Date of Award

2018

Degree Type

Thesis

Degree Name

Master of Science in Oceanography

Department

Oceanography

First Advisor

Jeremy Collie

Abstract

Balanced harvest is a controversial Ecosystem-Based Fisheries Management (EBFM) concept conceived with intent to minimize ecosystem disruption and maximize human benefits compared to traditional management. However, most marine ecosystems lack comprehensive production estimates necessary for implementation. We developed and tested two new methods for estimating fish production at the species level with minimal data requirements.
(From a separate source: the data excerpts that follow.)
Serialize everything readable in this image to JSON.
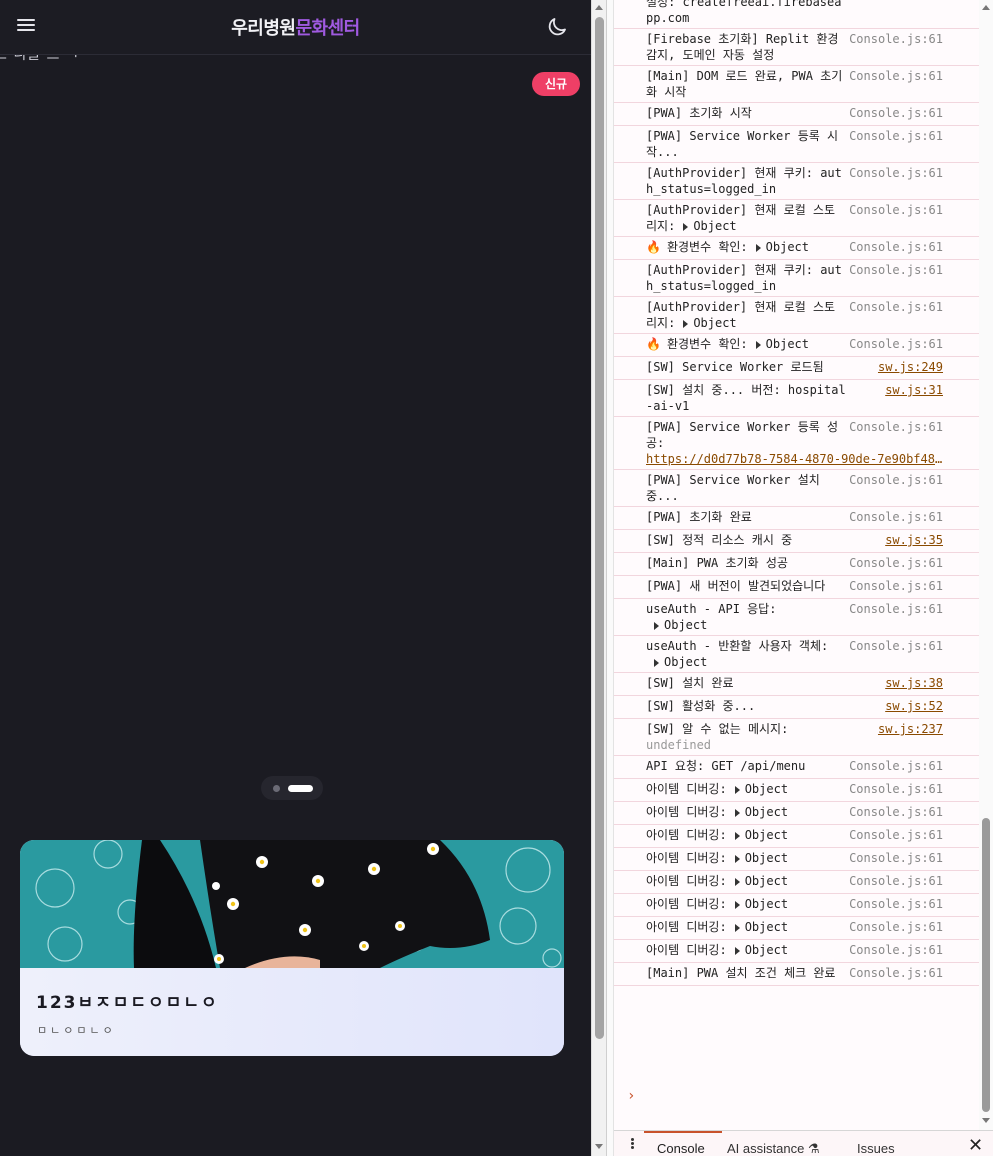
{
  "app": {
    "title_part1": "우리병원",
    "title_part2": "문화센터",
    "hero_cut_text": "스 니글 드 ㅋ",
    "new_badge": "신규",
    "card": {
      "title": "123ㅂㅈㅁㄷㅇㅁㄴㅇ",
      "subtitle": "ㅁㄴㅇㅁㄴㅇ"
    },
    "colors": {
      "background": "#1b1b22",
      "accent": "#a05ae0",
      "badge": "#ef3f66"
    },
    "icons": {
      "menu": "hamburger-icon",
      "theme": "moon-icon"
    }
  },
  "console": {
    "logs": [
      {
        "msg": "설정: createfreeai.firebaseapp.com",
        "src": ""
      },
      {
        "msg": "[Firebase 초기화] Replit 환경 감지, 도메인 자동 설정",
        "src": "Console.js:61"
      },
      {
        "msg": "[Main] DOM 로드 완료, PWA 초기화 시작",
        "src": "Console.js:61"
      },
      {
        "msg": "[PWA] 초기화 시작",
        "src": "Console.js:61"
      },
      {
        "msg": "[PWA] Service Worker 등록 시작...",
        "src": "Console.js:61"
      },
      {
        "msg": "[AuthProvider] 현재 쿠키: auth_status=logged_in",
        "src": "Console.js:61"
      },
      {
        "msg": "[AuthProvider] 현재 로컬 스토리지:",
        "obj": "Object",
        "src": "Console.js:61"
      },
      {
        "msg": "환경변수 확인:",
        "fire": true,
        "obj": "Object",
        "src": "Console.js:61"
      },
      {
        "msg": "[AuthProvider] 현재 쿠키: auth_status=logged_in",
        "src": "Console.js:61"
      },
      {
        "msg": "[AuthProvider] 현재 로컬 스토리지:",
        "obj": "Object",
        "src": "Console.js:61"
      },
      {
        "msg": "환경변수 확인:",
        "fire": true,
        "obj": "Object",
        "src": "Console.js:61"
      },
      {
        "msg": "[SW] Service Worker 로드됨",
        "src": "sw.js:249",
        "link": true
      },
      {
        "msg": "[SW] 설치 중... 버전: hospital-ai-v1",
        "src": "sw.js:31",
        "link": true
      },
      {
        "msg": "[PWA] Service Worker 등록 성공:",
        "url": "https://d0d77b78-7584-4870-90de-7e90bf483…",
        "src": "Console.js:61"
      },
      {
        "msg": "[PWA] Service Worker 설치 중...",
        "src": "Console.js:61"
      },
      {
        "msg": "[PWA] 초기화 완료",
        "src": "Console.js:61"
      },
      {
        "msg": "[SW] 정적 리소스 캐시 중",
        "src": "sw.js:35",
        "link": true
      },
      {
        "msg": "[Main] PWA 초기화 성공",
        "src": "Console.js:61"
      },
      {
        "msg": "[PWA] 새 버전이 발견되었습니다",
        "src": "Console.js:61"
      },
      {
        "msg": "useAuth - API 응답:",
        "obj": "Object",
        "objNewLine": true,
        "src": "Console.js:61"
      },
      {
        "msg": "useAuth - 반환할 사용자 객체:",
        "obj": "Object",
        "src": "Console.js:61"
      },
      {
        "msg": "[SW] 설치 완료",
        "src": "sw.js:38",
        "link": true
      },
      {
        "msg": "[SW] 활성화 중...",
        "src": "sw.js:52",
        "link": true
      },
      {
        "msg": "[SW] 알 수 없는 메시지:",
        "undef": "undefined",
        "src": "sw.js:237",
        "link": true
      },
      {
        "msg": "API 요청: GET /api/menu",
        "src": "Console.js:61"
      },
      {
        "msg": "아이템 디버깅:",
        "obj": "Object",
        "src": "Console.js:61"
      },
      {
        "msg": "아이템 디버깅:",
        "obj": "Object",
        "src": "Console.js:61"
      },
      {
        "msg": "아이템 디버깅:",
        "obj": "Object",
        "src": "Console.js:61"
      },
      {
        "msg": "아이템 디버깅:",
        "obj": "Object",
        "src": "Console.js:61"
      },
      {
        "msg": "아이템 디버깅:",
        "obj": "Object",
        "src": "Console.js:61"
      },
      {
        "msg": "아이템 디버깅:",
        "obj": "Object",
        "src": "Console.js:61"
      },
      {
        "msg": "아이템 디버깅:",
        "obj": "Object",
        "src": "Console.js:61"
      },
      {
        "msg": "아이템 디버깅:",
        "obj": "Object",
        "src": "Console.js:61"
      },
      {
        "msg": "[Main] PWA 설치 조건 체크 완료",
        "src": "Console.js:61"
      }
    ],
    "prompt": "›"
  },
  "drawer": {
    "tabs": [
      "Console",
      "AI assistance",
      "Issues"
    ],
    "ai_icon": "flask-icon",
    "close": "✕"
  }
}
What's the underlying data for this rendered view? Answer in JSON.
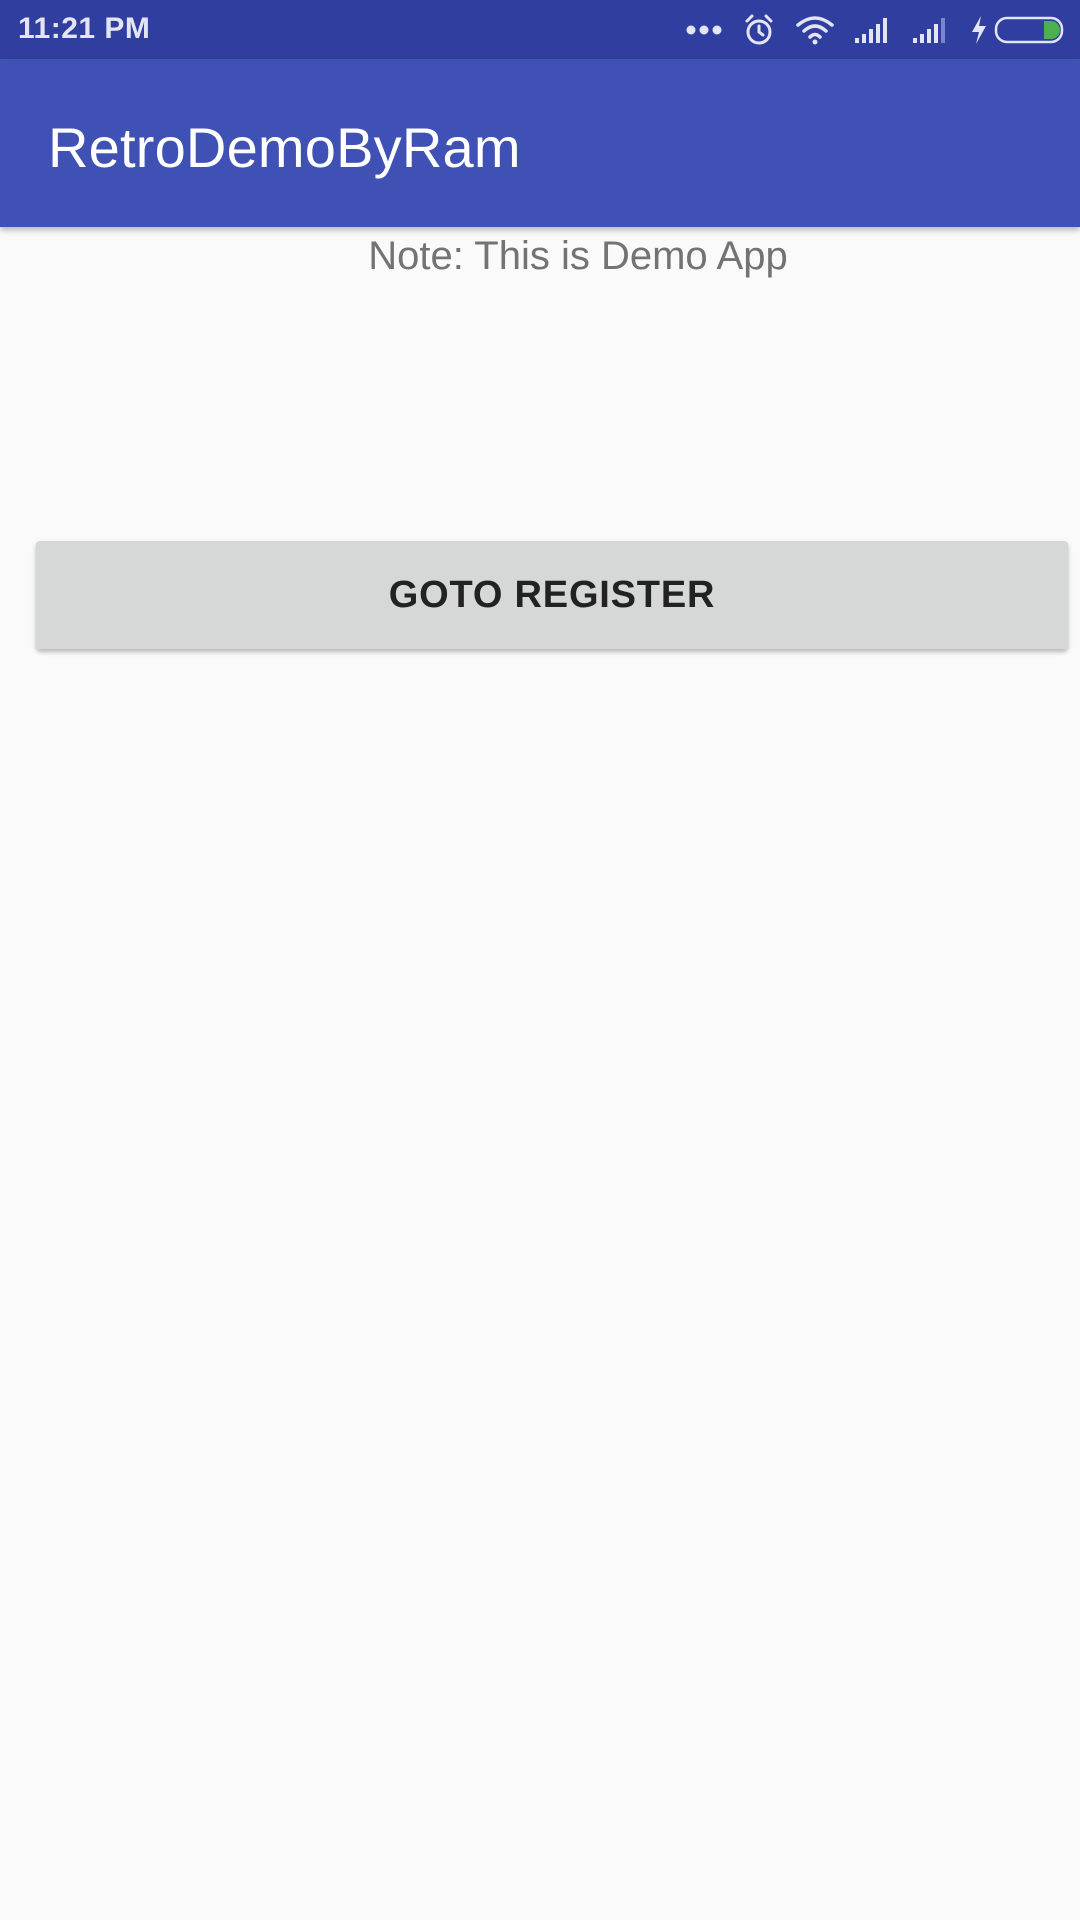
{
  "status_bar": {
    "time": "11:21 PM",
    "icons": [
      "more-dots-icon",
      "alarm-icon",
      "wifi-icon",
      "signal-icon",
      "signal-icon",
      "charging-bolt-icon",
      "battery-icon"
    ],
    "background_color": "#303f9f",
    "battery_level_color": "#4caf50"
  },
  "app_bar": {
    "title": "RetroDemoByRam",
    "background_color": "#3f51b5"
  },
  "main": {
    "note": "Note: This is Demo App",
    "goto_register_label": "GOTO REGISTER"
  }
}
Application of our techniques to four ecological production units in the Northwest Atlantic (Mid-Atlantic Bight, Georges Bank, Gulf of Maine, and western Scotian Shelf) from 1991-2013 provided a direct estimate of 2032 kt yr-1 of total fish production. The degree of balance between catch and production distributions at the species level, assessed using application of a number of ecological indices, ranged from 0.14 to 0.91 on a scale from 0-1. Increased balance was positively associated with increased yield in the Gulf of Maine (Spearman’s, p < 0.001) but negatively associated in the Mid-Atlantic Bight (Spearman’s, p =0.045). Despite indefinite results about ecological and human impacts, we provide rare empirical exploration of balanced harvest at the species-level and outline new indicators for EBFM.